Wednesday, June 08, 2011

Ambitious Or Slacker?

There's a personal finance blogger I read who was recently struggling with her boyfriend's lack of ambition. I feel for her, as I myself had the unambitious boyfriend in the past, a man who has never stretched himself beyond his gaming hobby. However, as I read her post and responses, I started to consider--am I not ambitious?

I mean, I did go back for a graduate degree after being in the workforce for 5 years, a plan designed at the time to make my life better and open up more professional opportunities (ha ha hah ha ha!) Okay, that did work as I wouldn't have my current job without a Master's. But I'm not primarily motivated by money or prestige.

But what I have been ambitious about the last couple years is my mental health, I think. I can't afford to keep having cyclical bouts of depression, and a low baseline mood really does hurt me in many ways. And I've not accepted the idea that things couldn't get better for me, that I couldn't be a happier and better adjusted person. So I'm hoping that the work I've put in and my improved mood will lead to better career opportunities, and other ripples throughout my life.

2 comments:

modest-goddess said...

RE: the link you posted
It has been my experience that guys tend to exaggerate or out right lie about their career ambition when they find out you have more formal education than them.

I don't have much respect for people who continually talk about what they want to do but make no effort to accomplish it. A former coworker of mine hates his job and the town he lives in but has not applied to work anywhere else!

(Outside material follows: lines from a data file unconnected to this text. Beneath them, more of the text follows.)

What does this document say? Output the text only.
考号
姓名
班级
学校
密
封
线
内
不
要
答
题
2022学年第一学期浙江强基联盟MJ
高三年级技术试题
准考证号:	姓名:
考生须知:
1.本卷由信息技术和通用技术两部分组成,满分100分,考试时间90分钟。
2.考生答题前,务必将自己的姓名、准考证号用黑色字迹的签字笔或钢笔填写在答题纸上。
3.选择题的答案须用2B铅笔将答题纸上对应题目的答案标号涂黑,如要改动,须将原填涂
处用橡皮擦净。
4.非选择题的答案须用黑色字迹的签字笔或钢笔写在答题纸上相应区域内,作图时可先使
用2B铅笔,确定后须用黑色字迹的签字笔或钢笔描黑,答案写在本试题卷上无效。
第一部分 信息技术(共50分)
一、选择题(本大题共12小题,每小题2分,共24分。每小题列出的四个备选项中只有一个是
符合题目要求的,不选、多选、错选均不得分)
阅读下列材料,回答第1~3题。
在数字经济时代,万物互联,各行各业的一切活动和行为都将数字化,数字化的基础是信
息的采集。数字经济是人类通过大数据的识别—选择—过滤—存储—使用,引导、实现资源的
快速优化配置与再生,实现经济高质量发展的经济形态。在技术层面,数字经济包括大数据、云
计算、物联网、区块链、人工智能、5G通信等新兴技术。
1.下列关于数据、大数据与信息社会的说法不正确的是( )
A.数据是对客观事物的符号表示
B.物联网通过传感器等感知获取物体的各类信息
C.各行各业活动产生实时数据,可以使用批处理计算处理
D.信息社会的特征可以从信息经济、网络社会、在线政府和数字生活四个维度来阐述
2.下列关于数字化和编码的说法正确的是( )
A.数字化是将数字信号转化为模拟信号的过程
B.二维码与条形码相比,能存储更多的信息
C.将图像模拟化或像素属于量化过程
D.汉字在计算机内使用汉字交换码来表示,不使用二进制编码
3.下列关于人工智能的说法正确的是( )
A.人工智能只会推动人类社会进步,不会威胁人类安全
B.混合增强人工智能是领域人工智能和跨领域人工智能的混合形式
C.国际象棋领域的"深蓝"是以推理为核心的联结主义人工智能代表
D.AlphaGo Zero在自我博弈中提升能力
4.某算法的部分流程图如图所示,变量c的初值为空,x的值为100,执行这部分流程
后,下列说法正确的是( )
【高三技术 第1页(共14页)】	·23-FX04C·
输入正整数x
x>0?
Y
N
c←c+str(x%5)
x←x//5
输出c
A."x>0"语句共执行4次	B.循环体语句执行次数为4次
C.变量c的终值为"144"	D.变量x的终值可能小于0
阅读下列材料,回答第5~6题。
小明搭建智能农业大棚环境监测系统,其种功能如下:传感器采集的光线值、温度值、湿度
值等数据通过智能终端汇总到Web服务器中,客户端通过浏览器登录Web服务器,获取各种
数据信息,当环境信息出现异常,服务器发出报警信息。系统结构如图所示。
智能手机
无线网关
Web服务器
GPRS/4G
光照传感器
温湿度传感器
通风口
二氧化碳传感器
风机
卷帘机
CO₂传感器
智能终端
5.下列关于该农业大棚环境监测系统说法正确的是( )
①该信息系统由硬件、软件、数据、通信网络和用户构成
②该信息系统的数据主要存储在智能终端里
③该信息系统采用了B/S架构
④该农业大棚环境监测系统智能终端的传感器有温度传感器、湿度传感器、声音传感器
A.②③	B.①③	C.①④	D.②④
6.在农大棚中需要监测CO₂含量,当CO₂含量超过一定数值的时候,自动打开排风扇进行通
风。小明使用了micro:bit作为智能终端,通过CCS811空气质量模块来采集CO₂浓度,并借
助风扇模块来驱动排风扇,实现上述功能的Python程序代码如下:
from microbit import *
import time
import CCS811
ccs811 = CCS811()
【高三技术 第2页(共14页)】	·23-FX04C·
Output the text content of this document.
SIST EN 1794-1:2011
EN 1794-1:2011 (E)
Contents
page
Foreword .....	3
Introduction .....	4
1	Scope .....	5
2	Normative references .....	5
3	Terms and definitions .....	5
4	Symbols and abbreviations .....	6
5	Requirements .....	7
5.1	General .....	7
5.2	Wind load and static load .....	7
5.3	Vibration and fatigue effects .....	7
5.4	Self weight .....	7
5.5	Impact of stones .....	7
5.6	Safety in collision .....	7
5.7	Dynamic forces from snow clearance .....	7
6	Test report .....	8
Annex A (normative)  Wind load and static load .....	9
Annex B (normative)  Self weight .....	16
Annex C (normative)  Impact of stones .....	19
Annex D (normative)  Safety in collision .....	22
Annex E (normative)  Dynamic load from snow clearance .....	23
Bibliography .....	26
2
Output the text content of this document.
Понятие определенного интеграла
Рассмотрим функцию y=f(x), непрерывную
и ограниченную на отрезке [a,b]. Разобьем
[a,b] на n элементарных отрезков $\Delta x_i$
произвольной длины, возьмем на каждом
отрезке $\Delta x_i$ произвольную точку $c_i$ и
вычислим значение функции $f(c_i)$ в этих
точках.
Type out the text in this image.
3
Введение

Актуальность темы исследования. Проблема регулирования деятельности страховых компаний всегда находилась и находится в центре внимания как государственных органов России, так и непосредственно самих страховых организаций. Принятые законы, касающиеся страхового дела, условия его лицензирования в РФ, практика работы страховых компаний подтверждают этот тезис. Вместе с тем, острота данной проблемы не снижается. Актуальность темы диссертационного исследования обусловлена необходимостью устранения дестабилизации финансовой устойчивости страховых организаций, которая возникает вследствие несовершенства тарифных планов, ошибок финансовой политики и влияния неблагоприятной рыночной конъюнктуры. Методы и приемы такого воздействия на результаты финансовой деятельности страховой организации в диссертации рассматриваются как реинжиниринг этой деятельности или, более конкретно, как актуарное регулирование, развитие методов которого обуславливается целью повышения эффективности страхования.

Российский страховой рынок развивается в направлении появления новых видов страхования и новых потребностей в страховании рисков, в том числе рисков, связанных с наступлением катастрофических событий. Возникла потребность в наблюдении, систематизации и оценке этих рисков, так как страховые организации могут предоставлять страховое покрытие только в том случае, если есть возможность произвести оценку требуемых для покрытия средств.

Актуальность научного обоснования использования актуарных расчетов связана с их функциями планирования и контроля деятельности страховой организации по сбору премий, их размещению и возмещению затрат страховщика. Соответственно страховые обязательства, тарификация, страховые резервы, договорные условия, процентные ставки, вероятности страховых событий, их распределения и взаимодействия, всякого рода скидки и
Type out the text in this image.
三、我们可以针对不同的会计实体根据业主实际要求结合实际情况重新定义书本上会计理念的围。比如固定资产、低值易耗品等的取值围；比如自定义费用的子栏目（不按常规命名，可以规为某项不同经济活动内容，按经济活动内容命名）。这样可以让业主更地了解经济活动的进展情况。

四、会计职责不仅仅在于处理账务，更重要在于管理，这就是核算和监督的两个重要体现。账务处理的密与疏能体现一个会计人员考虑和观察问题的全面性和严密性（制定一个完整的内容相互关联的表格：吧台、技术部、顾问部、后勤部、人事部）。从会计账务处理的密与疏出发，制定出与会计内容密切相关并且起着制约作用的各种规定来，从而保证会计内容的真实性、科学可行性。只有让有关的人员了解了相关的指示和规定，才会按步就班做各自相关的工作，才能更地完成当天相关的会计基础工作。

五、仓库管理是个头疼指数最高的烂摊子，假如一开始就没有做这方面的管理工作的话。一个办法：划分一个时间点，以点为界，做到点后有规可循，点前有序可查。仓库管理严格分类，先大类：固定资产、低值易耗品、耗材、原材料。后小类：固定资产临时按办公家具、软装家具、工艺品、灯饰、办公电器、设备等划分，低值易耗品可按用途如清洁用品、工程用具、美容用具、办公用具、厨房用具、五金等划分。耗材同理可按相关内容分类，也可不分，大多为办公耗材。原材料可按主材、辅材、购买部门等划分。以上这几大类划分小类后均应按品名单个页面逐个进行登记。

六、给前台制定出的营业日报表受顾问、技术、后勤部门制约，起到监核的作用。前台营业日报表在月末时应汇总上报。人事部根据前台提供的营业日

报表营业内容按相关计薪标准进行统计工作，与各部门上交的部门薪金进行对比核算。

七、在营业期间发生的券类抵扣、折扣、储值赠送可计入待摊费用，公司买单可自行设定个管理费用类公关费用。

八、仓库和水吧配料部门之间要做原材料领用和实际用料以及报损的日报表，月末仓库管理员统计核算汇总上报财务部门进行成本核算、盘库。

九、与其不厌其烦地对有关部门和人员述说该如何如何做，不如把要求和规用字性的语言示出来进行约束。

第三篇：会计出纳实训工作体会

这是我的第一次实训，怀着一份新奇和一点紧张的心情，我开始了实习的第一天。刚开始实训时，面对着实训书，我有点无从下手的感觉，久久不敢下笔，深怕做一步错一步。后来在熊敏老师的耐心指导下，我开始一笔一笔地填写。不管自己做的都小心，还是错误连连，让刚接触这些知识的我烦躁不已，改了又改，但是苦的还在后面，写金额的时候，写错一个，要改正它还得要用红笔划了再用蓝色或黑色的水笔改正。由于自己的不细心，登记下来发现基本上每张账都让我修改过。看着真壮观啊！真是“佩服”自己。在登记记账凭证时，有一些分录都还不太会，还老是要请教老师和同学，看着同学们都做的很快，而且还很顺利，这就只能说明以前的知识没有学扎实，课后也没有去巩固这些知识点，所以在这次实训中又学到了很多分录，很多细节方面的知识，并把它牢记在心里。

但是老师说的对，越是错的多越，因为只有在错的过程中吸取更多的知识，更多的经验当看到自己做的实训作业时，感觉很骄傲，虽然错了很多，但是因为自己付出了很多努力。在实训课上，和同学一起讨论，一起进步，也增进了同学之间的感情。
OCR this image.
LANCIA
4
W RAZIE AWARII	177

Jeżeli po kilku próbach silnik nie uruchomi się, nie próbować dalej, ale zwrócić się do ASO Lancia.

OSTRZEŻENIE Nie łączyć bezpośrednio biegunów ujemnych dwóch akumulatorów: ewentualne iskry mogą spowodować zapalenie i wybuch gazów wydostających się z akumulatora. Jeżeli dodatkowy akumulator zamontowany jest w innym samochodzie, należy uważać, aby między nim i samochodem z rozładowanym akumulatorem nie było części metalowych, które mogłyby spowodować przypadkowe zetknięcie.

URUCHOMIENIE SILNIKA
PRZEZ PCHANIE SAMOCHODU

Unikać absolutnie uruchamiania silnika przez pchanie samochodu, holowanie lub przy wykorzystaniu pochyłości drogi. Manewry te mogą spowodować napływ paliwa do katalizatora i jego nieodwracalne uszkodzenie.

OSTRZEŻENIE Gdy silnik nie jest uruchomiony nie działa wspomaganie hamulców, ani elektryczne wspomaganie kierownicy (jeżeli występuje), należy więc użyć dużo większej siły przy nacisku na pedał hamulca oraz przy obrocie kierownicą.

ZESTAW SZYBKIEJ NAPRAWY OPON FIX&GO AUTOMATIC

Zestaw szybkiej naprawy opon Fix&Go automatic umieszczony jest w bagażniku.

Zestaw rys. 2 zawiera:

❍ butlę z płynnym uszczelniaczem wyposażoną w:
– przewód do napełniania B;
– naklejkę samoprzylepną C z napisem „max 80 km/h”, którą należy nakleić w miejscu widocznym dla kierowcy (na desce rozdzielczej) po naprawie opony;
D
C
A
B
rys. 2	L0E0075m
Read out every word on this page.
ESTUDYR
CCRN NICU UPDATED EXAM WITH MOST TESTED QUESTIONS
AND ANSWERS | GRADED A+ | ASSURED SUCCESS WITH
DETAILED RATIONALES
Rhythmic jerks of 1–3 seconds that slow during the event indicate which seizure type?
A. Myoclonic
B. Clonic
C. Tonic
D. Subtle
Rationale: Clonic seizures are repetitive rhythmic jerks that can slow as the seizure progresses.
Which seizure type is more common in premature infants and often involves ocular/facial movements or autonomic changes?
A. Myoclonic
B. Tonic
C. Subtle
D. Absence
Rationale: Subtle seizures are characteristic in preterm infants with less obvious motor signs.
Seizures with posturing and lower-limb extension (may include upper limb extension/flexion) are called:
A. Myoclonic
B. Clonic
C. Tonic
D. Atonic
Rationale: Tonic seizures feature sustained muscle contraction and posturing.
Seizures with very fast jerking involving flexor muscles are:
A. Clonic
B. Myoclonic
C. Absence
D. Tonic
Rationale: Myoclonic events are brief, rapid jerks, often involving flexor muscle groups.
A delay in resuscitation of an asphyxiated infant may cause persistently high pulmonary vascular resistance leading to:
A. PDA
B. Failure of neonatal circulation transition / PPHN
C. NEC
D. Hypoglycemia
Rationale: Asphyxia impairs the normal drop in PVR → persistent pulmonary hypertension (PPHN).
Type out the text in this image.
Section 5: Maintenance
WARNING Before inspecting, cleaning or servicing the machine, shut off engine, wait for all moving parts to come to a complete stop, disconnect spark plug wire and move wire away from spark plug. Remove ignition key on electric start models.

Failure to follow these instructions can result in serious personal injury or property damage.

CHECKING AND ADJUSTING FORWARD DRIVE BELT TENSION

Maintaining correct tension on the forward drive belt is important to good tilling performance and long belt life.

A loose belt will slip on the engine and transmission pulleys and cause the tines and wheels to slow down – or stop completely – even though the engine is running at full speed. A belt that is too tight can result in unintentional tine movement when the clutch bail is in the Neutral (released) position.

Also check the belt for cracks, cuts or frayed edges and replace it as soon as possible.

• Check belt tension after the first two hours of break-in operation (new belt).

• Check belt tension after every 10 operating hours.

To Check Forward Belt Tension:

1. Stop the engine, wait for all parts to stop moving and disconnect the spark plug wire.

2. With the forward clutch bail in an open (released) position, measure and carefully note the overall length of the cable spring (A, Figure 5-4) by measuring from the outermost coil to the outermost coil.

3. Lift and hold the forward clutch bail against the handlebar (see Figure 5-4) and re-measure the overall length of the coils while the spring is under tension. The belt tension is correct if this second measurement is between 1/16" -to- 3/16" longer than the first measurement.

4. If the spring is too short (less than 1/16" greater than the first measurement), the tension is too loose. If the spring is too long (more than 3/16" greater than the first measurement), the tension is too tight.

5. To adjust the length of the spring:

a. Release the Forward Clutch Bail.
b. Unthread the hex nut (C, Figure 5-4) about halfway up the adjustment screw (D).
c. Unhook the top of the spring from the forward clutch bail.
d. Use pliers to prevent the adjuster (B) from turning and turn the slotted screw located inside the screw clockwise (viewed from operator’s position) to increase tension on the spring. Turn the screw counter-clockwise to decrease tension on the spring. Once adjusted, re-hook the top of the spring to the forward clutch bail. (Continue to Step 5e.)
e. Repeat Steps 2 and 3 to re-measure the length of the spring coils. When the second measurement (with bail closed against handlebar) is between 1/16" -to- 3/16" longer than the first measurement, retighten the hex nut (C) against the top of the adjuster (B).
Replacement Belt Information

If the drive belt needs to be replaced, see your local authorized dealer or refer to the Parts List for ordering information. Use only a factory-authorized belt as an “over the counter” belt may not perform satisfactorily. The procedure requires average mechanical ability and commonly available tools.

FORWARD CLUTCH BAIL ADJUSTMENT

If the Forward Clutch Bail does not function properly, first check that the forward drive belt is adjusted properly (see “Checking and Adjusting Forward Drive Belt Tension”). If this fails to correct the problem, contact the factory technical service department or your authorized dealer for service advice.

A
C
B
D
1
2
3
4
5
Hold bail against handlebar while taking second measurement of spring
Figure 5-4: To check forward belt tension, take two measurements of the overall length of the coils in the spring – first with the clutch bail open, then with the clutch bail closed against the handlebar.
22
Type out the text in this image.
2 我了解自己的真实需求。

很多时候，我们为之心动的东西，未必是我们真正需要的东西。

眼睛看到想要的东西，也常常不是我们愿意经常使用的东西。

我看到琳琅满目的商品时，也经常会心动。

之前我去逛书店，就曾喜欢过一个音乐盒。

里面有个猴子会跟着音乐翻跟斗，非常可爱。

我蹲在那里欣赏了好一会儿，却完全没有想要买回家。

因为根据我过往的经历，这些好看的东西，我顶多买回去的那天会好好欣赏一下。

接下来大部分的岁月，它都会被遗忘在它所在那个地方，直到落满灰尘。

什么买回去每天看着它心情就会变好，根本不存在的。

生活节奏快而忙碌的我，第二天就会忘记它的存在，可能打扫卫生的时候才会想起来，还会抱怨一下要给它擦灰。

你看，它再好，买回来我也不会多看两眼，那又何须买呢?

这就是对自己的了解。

I grew up working class. My MLS and the fact that I moved out of state makes my family think I am a very ambitious career woman. Yet most people who grew up middle class think I am a loser for only being a librarian and not a doctor/lawyer/engineer.
I'm pretty happy with where I am right now. After 3 years of paying dues in the middle of no where I am back enjoying city life. I'm working to pay off my debts and make a decent living for a single person with no kids. My father died a few months ago but I'm working hard not to let it slide me back into depression.

Kerry said...

modest-goddess, I am sorry to hear about your dad. Please take care of yourself. And I am glad to hear you are back in the city.

I think a totally legitimate question to anyone can be "Is that a dream with a plan behind it, or is it just a dream?" And you can ask that with curiosity, no judgement the first time it comes up.